Manifestation contre la loi sécuritaire imposée par Pékin, mercredi à Hong Kong
: policiers et protestataires n’ont pas oublié d’enfiler au préalable leur masque sanitaire...
Manifestation contre la loi sécuritaire imposée par Pékin, mercredi à Hong Kong : policiers et protestataires n’ont pas oublié d’enfiler au préalable leur masque sanitaire... - Reuters.

Dans les rues de Hong Kong, tout le monde porte le masque chirurgical. Certains ont investi dans les variantes haut de gamme, équipées d’une puce filtrante N95. D’autres ont choisi les versions ornées de motifs « Hello Kitty » ou « Mickey Mouse ». Depuis l’avènement du nouveau coronavirus, plus personne ne s’aventure dehors à visage découvert.
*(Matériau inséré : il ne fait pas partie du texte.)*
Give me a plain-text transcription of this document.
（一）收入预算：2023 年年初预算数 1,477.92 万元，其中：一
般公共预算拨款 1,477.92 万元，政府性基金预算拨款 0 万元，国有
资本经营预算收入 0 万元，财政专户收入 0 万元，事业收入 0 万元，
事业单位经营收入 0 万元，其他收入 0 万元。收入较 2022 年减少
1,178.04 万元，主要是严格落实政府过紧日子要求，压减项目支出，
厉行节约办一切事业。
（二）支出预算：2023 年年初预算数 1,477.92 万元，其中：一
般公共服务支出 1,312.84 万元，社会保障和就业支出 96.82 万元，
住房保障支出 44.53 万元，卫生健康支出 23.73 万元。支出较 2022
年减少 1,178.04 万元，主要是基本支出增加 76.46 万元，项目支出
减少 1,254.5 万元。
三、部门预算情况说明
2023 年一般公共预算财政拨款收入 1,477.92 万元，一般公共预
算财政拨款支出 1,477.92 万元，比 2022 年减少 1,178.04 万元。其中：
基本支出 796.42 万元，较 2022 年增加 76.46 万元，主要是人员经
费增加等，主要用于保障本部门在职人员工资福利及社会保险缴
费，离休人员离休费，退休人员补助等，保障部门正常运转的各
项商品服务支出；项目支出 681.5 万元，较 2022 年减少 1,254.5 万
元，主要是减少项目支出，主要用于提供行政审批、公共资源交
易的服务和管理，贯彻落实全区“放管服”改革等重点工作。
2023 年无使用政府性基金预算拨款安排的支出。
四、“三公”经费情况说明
Les quelques « expats » qui s’y sont essayés au début de la crise, récoltant des insultes et des regards sombres, se sont depuis pliés au diktat de la majorité.

Le port du masque n’est pourtant pas obligatoire, même s’il est fortement conseillé par les autorités sanitaires de la cité portuaire qui ont effectué une distribution généralisée de masques réutilisables en tissu début mai. Mais les stigmates laissés par SRAS, une autre épidémie de coronavirus qui avait infecté 1755 personnes et fait 299 morts à Hong Kong en 2003, sont profonds.